Nun kam es vor der griechischen Insel Farmakonisi zu einer weiteren Flüchtlingstragödie. Nach dem Kentern eines Flüchtlingsboots entdeckte die Küstenwache 28 Leichen, 14 davon Kinder, darunter vier Säuglinge. „Meine Kollegen finden immer mehr Menschen, die ertrunken sind“, sagte ein Offizier der Küstenwache. Die Rettungsmannschaften konnten 68 Menschen aus den Fluten retten. Zuvor waren zwei Boote vor Samos und Lesbos gekentert. Fünf Menschen werden noch vermisst.

„Es ist nicht zu erwarten, dass die Zahlen kurz- oder mittelfristig kleiner werden“, sagte Martin Rentsch vom Flüchtlingshilfswerk der Vereinten Nationen (UNHCR) dieser Zeitung. Das UNHCR rechnet damit, dass sich die Lage zumindest vorübergehend entspannt, sobald das Wetter im Herbst deutlich schlechter wird. Die Flucht über den Balkan sei für Frauen, Kinder und ältere Menschen jetzt schon extrem anstrengend und gefährlich. Ein Kälteeinbruch mit Dauerregen setzte in den vergangenen Tagen Tausenden von Flüchtlingen in Serbien und Mazedonien zu. Im Herbst wird vor allem die Überfahrt von der Türkei nach Griechenland immer schwieriger. „Wir erwarten aber frühestens im Oktober, dass sich die Situation stabilisiert, dass weniger Menschen die Strapazen der Balkanroute auf sich nehmen.“ Bis dahin müsse man aber „weiter mit hohen Zahlen rechnen“, sagte UNHCR-Sprecher Rentsch.

Es liegt nicht nur an der humanitären Türöffnung der Kanzlerin und am deutschen Wohlfahrtssystem, dass ausgerechnet jetzt so viele Flüchtlinge unterwegs sind. Auch die Lage in Syrien und seinen Nachbarländern verschärft sich: „Die Sicherheitslage wird schlechter“, heißt es beim UNHCR. Der IS rückt vor, Angst und Gewalt regieren den Alltag, der Bürgerkrieg raubt immer mehr Menschen ihr Zuhause und ihre Existenzgrundlage. Arbeitslosigkeit und Inflation steigen rasant an, die syrische Währung hat 90 Prozent ihres Wertes eingebüßt. In vielen Teilen des Landes gibt es nur für wenige Stunden Strom, das Wasser ist knapp.

„Die Menschen versuchen zu entkommen“, so Rentsch. Beschleunigt wird die Fluchtdynamik von immer professioneller agierenden Schleppern und dem schnellen Informationsfluss in den sozialen Netzwerken.

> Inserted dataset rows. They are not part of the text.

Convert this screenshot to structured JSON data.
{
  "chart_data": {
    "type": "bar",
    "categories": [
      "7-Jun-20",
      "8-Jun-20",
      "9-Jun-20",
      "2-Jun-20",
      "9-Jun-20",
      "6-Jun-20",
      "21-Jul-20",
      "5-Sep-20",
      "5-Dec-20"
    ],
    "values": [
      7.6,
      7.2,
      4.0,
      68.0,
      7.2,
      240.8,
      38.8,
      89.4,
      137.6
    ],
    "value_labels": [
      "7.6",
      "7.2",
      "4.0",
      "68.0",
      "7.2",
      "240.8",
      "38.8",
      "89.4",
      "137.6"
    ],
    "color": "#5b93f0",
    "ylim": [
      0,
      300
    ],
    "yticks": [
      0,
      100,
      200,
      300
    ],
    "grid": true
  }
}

Mit Sorge schauen die UN-Experten aber auch auf die vier Millionen Syrer, die in den letzten Jahren in die Nachbarländer geflohen sind. „Kurzfristig muss man nicht mit einem Massenexodus rechnen“, heißt es beim Flüchtlingshilfswerk. Aber: „Einige tragen sich mit dem Gedanken, ihre Zelte abzubrechen und die Region Richtung Europa zu verlassen“, so Rentsch. „Je schlechter es den Menschen geht, desto mehr überlegen sie sich, wie sie die nächsten Monate überstehen werden.“

Rund vier Millionen syrische Flüchtlinge sind registriert

Laut UNHCR sind derzeit rund vier Millionen syrische Flüchtlinge in den Nachbarländern registriert. Die meisten hat die Türkei aufgenommen – 1,9 Millionen. Im Libanon leben 1,1 Millionen Flüchtlinge, in Jordanien 630.000, der Irak hat 250.000 aufgenommen, Ägypten 130.000. Rund 25.000 Menschen sind nach Nordafrika geflohen. In Jordanien werde die Lage für die rund 500.000 Syrer, die sich außerhalb der Flüchtlingslager befinden, immer aussichtsloser. 86 Prozent von ihnen leben nach Angaben des Flüchtlingshilfswerks unterhalb der nationalen Armutsgrenze. Im Libanon sei die Situation ähnlich: Auch hier lebten rund 70 Prozent der syrischen Flüchtlinge unter der nationalen Armutsgrenze. Die Folgen: Flüchtlinge kaufen vermehrt Essen auf Kredit, nehmen ihre Kinder aus der Schule, damit sie betteln gehen können.